I've learned you can't second-guess these things. The first film I did was "Lions for Lambs" with Robert Redford directing and Meryl Streep and Tom Cruise starring. It was a very worthy script, and I thought, "This is literally going to define our time." And the film didn't do well at all. People hated it, to be honest.

True. But it was nothing personal.

Thank you. What happens after you make a movie can't really matter, but that's easy to say, more difficult to practice. "The Social Network" was the first time I've been able to come away from the process deeply gratified and fulfilled.

Knowing director David Fincher's penchant for perfectionism, it was probably a longer process than you've ever had.

I remember speaking to Jesse before we started shooting, and we were both really concerned. "I like the first take. It's usually the best. You're raw. You're going on adrenaline." So we went in with a preconceived notion about how negative the experience was going to be.

But you came out a convert?

Yes, because what David affords actors is freedom and not having to get it right. By focusing on getting it right, you're going to do something tight or pedestrian because you're trying to hit something in a way you deem correct. David makes you go again and again until you trip up and something spontaneous happens. In not having to get it right, you get it right.

What was your record for repeated takes?

Somewhere in the 70s. But that first scene between Jesse and (Mara) Rooney … 99 takes.

I imagine it won't be hard to find an audience for your next movie … the Spider-Man reboot.

(Laughs) What if no one sees it? It'd be hilarious. Maybe there'll be boycotters. My self-sabotaging makes me want to head the boycott.

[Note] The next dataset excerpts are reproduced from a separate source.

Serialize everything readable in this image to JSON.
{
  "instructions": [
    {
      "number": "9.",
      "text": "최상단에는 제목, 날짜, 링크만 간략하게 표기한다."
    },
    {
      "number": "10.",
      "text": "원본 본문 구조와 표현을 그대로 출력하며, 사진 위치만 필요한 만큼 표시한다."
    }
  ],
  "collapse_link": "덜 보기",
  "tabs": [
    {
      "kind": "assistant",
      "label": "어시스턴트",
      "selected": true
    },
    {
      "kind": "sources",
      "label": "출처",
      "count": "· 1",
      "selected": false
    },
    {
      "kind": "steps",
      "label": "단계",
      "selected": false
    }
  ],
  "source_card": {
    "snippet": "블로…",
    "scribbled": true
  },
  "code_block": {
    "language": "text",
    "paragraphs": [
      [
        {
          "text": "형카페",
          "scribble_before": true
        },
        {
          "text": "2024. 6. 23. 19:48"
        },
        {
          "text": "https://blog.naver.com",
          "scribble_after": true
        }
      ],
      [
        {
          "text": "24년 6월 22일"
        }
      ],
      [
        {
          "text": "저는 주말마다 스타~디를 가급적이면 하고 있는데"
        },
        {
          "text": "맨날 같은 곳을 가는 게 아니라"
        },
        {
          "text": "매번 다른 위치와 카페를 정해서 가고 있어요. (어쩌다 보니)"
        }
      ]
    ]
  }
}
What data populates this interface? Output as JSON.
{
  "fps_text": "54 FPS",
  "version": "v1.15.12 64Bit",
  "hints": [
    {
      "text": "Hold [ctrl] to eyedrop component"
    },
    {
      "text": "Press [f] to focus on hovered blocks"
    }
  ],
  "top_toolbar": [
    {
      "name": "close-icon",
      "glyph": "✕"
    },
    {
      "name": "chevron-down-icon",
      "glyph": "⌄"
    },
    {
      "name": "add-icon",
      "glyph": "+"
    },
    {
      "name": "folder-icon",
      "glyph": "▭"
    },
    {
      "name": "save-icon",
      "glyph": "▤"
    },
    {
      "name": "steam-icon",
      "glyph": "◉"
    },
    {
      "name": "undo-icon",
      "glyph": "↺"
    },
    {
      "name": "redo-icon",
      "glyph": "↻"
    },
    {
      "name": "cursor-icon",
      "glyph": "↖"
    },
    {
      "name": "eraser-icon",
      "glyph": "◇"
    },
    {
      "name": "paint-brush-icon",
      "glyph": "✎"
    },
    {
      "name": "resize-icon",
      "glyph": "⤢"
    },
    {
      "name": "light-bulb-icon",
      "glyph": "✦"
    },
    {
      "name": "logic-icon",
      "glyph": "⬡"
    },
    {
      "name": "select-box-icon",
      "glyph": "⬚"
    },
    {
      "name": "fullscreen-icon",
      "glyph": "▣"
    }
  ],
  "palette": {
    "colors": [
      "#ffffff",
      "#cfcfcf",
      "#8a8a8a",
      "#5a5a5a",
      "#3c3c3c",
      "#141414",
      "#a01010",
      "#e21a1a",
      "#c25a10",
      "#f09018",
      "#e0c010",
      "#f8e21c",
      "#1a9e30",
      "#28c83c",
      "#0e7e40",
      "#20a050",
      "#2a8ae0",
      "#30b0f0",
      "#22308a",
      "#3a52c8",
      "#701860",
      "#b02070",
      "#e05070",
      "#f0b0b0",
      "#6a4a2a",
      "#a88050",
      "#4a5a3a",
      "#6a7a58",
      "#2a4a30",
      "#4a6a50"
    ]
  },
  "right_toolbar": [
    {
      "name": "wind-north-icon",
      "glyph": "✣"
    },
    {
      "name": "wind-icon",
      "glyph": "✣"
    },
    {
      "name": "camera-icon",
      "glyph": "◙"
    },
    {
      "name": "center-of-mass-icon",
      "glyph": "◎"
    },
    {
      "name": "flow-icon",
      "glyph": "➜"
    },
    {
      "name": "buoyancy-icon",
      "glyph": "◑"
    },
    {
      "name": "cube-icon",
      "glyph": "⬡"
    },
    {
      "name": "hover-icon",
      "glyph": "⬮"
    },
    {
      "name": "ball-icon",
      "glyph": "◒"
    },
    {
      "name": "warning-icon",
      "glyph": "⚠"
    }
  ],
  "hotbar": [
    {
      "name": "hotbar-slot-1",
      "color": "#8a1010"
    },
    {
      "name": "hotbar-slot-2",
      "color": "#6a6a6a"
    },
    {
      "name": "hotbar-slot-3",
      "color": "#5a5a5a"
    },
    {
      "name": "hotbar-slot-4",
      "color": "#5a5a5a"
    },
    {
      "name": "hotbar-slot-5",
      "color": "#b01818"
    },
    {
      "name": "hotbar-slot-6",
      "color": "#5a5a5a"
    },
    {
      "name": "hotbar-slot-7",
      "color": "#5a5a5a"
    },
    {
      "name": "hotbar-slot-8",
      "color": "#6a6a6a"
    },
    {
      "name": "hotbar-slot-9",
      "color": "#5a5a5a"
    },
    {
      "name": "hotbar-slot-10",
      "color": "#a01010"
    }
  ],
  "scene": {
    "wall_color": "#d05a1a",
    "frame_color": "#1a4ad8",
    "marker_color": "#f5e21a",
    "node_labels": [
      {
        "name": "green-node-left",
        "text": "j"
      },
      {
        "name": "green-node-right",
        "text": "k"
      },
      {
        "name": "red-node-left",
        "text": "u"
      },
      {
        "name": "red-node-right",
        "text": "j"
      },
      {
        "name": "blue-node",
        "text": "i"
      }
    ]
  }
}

But this is the role you've played since you were a child.

Yes. On Halloween. Bedtimes. Tuesdays. When I was auditioning, my parents sent me a photo of me as a kid in the Spider-Man costume. I gave it to my agent, and my agent slipped it to the studio as they were making their decision.

What skinny kid wouldn't love that character? I can't overstate enough when you start to actually identify what's happened and you go, "Yeah, I did dream of being Spider-Man when I was a kid." I'm trying not to lose my mind about it. But it's not superficial to me. It's not frothy or frivolous.

That sense of responsibility nicely dovetails into the character, doesn't it?

Yes, the overriding theme of the comic is: With great power comes great responsibility. And, yes, I feel a huge sense of pressure and responsibility.

I didn't mean to add to it.

Oh, my God. There's no way you could add to it. It's infinite and never-ending.

But … um … hopefully fun too, right?

(Laughs) We're two weeks in. The first week was full of stunts, and I've never felt happier in my whole life. I'm all bruised and scratched up, and it feels really good. It's just me throwing myself up against walls, which is incredibly fun and painful and testing my manhood. It's a childhood fantasy I'm living out.